なぜスニーカーを買ったのに、立ち続けるとツラくなるのか。理由は簡単で、その靴が歩くためのものだからです。「最大のクッションを利用して」「前に足が進む」という最新のハイテクシューズは言ってみれば、ぬかるんだ下り坂のようなもの。自転車と同様に、走り続ければ安定するのですが、停止し続けるのは至難です。しかし靴の売り文句だけでは見分けがつきません。実体験ベースで、立ち仕事に向いている靴や向かない靴、そして向かない靴への解決策を解説します。
◆立ち仕事に向く靴、アディダス「スーパースター」
スーパースターはもともとバスケットボール用の靴で、いわゆるバッシュです。長距離を歩くのにはあまり向いていませんが、「止まる」という一点においては完璧。スーパースターでも、ナイキのバッシュでも、オールドスタイルでもハイテクでも構いません。目的は同じ。せまいコートの中を、どっちにダッシュするか、ターンするかわからない、一気にブレーキをかけて体の軸を決めてボールをコントロールするための靴がバッシュ。底の返りのなさと、靴底が全面に地面に着くという設計は、立ち続けたり、狭い面積を歩く、踏ん張るには最適です。美容師でバッシュ愛好者が多いのは、実は理にかなっています。

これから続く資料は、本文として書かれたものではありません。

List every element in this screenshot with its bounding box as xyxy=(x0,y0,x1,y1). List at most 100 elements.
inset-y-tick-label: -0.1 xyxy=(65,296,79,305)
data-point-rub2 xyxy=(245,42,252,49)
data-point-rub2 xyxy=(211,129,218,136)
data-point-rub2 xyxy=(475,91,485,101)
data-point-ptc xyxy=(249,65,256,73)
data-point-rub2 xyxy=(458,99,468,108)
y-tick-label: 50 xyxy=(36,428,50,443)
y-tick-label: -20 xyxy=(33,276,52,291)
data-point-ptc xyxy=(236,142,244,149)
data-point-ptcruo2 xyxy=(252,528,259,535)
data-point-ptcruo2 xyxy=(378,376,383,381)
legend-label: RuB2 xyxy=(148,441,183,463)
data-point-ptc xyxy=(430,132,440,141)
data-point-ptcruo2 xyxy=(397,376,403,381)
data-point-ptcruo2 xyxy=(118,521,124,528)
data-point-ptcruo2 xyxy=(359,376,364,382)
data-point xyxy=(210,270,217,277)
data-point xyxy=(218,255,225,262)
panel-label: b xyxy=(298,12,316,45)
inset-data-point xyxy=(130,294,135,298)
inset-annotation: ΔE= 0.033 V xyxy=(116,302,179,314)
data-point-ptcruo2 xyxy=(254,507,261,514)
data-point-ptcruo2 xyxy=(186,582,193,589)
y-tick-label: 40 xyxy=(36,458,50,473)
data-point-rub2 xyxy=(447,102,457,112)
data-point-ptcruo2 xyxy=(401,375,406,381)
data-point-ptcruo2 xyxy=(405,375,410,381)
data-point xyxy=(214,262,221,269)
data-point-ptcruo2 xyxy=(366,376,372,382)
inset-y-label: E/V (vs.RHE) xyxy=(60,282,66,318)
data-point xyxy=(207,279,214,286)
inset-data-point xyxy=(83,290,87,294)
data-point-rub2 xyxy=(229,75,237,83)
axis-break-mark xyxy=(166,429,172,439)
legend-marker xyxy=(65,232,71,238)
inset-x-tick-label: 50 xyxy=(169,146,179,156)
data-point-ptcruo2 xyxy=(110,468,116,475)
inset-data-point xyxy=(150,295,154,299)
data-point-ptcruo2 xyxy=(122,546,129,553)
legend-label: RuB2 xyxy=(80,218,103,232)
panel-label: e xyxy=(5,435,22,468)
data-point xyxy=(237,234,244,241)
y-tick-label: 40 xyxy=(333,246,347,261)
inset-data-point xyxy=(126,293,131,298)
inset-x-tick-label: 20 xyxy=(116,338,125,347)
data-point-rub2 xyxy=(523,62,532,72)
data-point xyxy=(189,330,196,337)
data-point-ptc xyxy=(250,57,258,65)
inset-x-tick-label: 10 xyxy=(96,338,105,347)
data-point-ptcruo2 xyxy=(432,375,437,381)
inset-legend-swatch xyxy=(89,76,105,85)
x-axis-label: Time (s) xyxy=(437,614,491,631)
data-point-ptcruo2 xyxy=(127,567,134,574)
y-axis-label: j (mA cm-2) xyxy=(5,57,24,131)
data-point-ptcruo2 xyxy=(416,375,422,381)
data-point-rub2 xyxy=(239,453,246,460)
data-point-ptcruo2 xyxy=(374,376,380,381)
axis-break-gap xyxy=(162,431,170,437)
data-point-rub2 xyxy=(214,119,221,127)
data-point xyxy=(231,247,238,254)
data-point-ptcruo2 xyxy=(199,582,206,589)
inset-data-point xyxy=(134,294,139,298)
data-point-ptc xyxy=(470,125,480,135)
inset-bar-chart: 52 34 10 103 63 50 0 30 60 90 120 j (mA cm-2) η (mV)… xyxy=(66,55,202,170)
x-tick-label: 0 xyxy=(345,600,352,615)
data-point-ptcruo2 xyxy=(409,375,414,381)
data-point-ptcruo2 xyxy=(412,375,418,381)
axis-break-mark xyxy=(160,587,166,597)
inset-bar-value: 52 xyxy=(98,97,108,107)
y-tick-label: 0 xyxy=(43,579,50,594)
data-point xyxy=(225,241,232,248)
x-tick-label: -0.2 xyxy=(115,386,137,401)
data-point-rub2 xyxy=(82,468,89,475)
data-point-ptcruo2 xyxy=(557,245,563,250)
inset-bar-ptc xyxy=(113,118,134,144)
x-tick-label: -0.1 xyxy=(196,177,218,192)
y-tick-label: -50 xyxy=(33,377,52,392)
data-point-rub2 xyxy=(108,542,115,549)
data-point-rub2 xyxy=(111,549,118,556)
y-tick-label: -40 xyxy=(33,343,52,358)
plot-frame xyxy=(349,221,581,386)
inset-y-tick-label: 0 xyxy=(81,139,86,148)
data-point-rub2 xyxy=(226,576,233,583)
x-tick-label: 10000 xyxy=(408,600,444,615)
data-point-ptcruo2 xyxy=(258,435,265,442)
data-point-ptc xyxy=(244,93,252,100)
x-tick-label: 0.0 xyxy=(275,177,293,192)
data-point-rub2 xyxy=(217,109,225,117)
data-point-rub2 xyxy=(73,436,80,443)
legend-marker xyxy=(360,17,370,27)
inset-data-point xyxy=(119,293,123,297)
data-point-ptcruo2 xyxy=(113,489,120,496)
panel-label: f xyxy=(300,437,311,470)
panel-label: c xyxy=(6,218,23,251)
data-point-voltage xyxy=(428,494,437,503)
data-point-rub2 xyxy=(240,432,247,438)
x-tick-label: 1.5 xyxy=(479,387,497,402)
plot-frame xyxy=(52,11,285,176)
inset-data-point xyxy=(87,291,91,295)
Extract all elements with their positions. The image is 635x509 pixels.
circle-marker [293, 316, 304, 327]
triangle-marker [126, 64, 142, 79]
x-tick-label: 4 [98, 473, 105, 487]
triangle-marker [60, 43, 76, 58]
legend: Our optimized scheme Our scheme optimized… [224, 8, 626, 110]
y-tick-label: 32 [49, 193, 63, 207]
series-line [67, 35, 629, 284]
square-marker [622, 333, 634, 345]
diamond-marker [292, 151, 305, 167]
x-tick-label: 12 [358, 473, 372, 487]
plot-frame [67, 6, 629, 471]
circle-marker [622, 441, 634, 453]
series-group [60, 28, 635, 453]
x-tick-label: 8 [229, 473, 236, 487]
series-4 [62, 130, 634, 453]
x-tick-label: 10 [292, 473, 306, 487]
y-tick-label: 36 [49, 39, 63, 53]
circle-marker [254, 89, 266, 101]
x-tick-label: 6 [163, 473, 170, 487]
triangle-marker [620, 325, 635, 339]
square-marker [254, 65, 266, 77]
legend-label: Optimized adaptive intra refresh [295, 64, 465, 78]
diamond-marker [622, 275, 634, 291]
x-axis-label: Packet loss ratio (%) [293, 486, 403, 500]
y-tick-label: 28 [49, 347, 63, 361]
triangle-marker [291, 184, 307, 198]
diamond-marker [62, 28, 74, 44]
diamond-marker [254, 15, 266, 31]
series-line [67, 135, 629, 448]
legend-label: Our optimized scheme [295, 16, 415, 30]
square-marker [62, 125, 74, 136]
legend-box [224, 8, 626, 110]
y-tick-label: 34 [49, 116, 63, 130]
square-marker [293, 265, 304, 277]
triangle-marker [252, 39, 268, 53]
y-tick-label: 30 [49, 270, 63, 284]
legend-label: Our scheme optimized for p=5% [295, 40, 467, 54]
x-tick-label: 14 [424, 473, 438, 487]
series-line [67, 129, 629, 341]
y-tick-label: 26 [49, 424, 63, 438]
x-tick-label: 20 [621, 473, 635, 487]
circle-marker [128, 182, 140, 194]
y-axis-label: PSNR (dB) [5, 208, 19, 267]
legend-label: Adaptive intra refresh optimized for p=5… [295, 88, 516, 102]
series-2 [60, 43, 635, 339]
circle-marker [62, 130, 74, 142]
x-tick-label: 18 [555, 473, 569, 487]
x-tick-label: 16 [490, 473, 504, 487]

◆立ち仕事に向く革靴、スコッチグレイン「ASSURANCE」
本格革靴は、案外立ち仕事に向いています。と言うと、「そんなバカな。硬すぎるじゃないか?」と思われるかもしれません。立っていて疲れるのは中途半端にクッションを利かせた革靴です。硬いカカト芯で、慣れるまでは容赦なく硬い革底は、足元を固定し、全身のブレを止めるにはメリットしかありません。この感覚は体験しないとうまく伝わりませんが、革靴は目安として4万円を超えてくると、突然違う顔を見せます。気合を入れなくても、自動的に「びしっと立たされる」ことになります。カカト周りから踏まずまでの骨を固い芯で立体的に抑えてくれるからです。しかし硬い靴、と聞くだけで敬遠されがちですが、逆なのです。ラクです。ついでに言えば革の中底が蒸れも匂いも吸収します。ラクでリピーターがいるからこそ、高いコストでもつくり続けられているのです。
◆立ち仕事には向いていない靴、HOKA「ボンダイ7」(復刻版)
「歩き続ける」「走り続ける」ならHOKAが無双です。しかし、唯一の弱点が「止まり続ける」こと。完全に実体験ですが、ハイパークッションとつまさきのローリングが仇となり、立ち仕事で一日を終えると謎に疲労感が残ります。それまでカチカチの革靴だったのですが、狭い職場で立ち続ける、ちょこまか動き続けると、踏ん張りが効かず、疲労感が溜まる。HOKAに限らず、どのメーカーでも数万円するハイテクのランニングシューズやウォーキングシューズだからといって万能ではありません。同じことがふわふわのリカバリーサンダルにも言えます。すべての靴にはちゃんと目的があるのです。
◆立ち仕事の最短距離=インソール
難しく考えず、まずこれだけを覚えてください。硬い靴には柔らかいインソール、柔らかい靴には硬いいインソール。この公式にほぼ例外はありません。今はほとんどの方がスニーカー、あるいはスニーカーのような革靴を履いているので、最低限のコストであれば、リゲッタ「ルーペインソール」が無難。